30. İkilem
AsyaDemir704Ne kadar süre öyle kaldık bilmiyordum ama ikimizin de nefesi düzene girmişti. Gözlerimi açtığımda Emir'in kapalı gözleriyle karşılaştım. Kirpiklerinin bu kadar uzun olduğunu ilk defa farketmiştim. İzlenmiş olacağını hissetmiş olacak ki gözlerini açmasıyla "Kalk üstümden." diye çemkirdim. İki elimle ona karşı gelemezken şimdi sızlayan bir elle ona karşı koyabileceğimi düşünmek aptallık olurdu. Üstümden doğrulmasıyla kaputta oturur pozisyona geldim. Az önce ne olmuştu. İlk öpücüğümü almakta kalmamış sömürmüştü. Sağlam elimi ona sallayıp; "Sakın bir daha bana dokunayım deme." dememle bacak aramda olan baskısını arttırdı gerildim. Kendimi geriye çekmek istememle belimi tuttu ve engelledi.
" Yapamayacağım sözler veremem." derken keyifliydi. Hayvan. Küstah kaba piç diyen iç sesime şaşkınlıkla baktım.
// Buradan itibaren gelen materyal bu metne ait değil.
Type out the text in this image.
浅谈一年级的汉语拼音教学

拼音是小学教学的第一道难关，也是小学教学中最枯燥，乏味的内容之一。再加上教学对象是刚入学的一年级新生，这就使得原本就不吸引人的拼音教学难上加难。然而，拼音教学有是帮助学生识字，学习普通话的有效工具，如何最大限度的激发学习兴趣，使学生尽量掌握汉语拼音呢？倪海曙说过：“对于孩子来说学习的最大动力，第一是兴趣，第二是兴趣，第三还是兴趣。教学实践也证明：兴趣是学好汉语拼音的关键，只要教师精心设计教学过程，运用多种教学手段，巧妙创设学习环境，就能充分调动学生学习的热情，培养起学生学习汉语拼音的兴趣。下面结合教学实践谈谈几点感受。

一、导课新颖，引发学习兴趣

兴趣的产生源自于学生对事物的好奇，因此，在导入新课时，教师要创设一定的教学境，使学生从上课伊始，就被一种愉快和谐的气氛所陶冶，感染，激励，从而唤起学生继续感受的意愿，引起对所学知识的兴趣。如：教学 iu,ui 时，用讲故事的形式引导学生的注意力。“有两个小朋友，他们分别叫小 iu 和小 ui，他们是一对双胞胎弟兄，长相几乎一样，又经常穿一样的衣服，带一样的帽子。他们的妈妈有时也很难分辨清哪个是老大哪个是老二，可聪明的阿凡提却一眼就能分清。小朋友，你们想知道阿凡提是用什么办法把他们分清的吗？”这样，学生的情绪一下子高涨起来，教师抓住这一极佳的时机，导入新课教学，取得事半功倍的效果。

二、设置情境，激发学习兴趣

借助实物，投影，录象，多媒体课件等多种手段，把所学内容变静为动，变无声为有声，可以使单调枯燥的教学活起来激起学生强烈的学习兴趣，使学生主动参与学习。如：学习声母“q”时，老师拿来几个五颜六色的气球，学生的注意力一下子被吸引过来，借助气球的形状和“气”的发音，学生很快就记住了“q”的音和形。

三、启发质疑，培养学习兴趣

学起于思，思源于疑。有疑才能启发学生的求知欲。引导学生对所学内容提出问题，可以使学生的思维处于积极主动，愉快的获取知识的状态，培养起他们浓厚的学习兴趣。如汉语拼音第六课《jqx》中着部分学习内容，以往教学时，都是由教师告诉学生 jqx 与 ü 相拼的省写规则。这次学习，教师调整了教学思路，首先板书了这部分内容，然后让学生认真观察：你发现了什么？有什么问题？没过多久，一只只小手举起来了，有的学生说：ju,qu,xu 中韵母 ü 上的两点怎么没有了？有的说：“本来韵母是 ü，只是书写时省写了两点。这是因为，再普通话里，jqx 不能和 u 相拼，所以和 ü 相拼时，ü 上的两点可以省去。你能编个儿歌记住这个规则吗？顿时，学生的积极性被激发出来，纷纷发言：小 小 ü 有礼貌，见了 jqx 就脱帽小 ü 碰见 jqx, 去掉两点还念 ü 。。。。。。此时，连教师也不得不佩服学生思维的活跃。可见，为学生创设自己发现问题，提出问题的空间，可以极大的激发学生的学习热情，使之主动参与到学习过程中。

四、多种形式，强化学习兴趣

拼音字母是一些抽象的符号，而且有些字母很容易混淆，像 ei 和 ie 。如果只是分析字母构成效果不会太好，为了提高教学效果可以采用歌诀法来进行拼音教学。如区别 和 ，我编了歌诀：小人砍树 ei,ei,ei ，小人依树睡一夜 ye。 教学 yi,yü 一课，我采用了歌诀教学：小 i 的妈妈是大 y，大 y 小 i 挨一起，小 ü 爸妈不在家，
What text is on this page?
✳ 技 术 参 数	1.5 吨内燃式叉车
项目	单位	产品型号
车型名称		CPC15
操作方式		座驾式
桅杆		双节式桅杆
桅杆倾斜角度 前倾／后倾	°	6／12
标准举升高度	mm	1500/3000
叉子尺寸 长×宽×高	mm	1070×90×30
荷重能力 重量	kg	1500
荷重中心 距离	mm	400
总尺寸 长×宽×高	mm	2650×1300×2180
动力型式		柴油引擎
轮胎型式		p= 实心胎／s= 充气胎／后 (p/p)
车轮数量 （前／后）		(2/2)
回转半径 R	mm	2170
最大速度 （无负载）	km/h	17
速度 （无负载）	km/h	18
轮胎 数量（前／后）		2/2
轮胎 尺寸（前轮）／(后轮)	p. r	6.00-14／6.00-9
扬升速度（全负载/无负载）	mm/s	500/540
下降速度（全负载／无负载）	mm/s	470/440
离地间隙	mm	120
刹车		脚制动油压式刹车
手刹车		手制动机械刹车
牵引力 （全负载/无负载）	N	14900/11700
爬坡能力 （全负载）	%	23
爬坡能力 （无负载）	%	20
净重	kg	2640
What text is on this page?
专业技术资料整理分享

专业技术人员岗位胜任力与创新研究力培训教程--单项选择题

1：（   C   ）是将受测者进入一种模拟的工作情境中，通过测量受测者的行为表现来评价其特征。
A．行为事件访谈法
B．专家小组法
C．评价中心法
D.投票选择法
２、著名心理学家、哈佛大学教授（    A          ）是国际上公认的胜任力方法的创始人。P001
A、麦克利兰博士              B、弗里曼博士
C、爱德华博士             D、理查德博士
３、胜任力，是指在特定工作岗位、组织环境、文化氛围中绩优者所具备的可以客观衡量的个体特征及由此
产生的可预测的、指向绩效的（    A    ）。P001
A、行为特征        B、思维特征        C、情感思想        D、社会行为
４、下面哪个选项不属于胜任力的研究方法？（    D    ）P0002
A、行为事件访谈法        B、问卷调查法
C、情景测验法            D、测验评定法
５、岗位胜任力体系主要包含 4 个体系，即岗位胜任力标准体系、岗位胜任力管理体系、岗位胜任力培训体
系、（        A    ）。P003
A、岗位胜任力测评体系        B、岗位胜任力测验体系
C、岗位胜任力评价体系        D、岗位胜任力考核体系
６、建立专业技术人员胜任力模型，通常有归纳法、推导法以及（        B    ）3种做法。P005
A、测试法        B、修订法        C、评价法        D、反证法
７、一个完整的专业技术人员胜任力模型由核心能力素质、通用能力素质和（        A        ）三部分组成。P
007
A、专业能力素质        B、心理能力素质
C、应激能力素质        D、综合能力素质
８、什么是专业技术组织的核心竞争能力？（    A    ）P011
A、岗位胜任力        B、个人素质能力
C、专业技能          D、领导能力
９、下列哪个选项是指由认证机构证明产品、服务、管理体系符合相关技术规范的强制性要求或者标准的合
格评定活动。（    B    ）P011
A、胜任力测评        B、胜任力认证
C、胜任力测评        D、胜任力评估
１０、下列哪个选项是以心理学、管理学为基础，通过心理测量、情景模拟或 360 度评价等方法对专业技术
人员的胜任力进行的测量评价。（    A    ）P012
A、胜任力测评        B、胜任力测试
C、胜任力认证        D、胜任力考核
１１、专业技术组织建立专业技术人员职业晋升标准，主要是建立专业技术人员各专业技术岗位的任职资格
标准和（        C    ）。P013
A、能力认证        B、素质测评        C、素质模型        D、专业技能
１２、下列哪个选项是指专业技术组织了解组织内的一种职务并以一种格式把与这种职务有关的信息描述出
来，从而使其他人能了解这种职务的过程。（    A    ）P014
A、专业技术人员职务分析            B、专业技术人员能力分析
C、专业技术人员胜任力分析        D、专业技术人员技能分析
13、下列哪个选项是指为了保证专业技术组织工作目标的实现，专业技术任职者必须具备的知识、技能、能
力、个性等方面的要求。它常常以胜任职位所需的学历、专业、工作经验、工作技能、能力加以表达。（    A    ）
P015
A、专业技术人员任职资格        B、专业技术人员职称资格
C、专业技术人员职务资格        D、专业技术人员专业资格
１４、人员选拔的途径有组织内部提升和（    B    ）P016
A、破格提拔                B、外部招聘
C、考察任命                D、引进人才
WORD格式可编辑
" Bahsettiğimiz vücut benim olduğuna göre dokunmayacaksın." dememle arsızca beni süzmesinden dolayı rahatsızça yerimden kıpırdandım. "Çek şu ahlaksız bakışlarını benden." diye çemkirmemle dudakları daha kıvrıldı.
Yüzünü yüzüme yaklaştırıp; " Sana kaç kere daha söylemem gerek yılan. Sen her şeyinle bana aitsin." dedi bakışları dudaklarımdayken devam etti.
" Tıpkı dudakların da olduğu gibi bütün bedenin üstünde hakimiyet kuracağım küçüğüm." demesiyle yutkundum. Bakışları oraya kayarken gözlerinin iyice koyulaştığına yemin edebilirdim.
Bir anda kendime engel olamadan; " Sen ancak bunu rüyanda görürsün." dememle mora çalmama sebep oldu. " Emin ol ki rüyamda daha fazlasını görüyorum. Ah mesela altımda inleyen o duda-" diyen sözünü elimi dudaklarına bastırarak susturmuştum. " Kapa çeneni sabık herif."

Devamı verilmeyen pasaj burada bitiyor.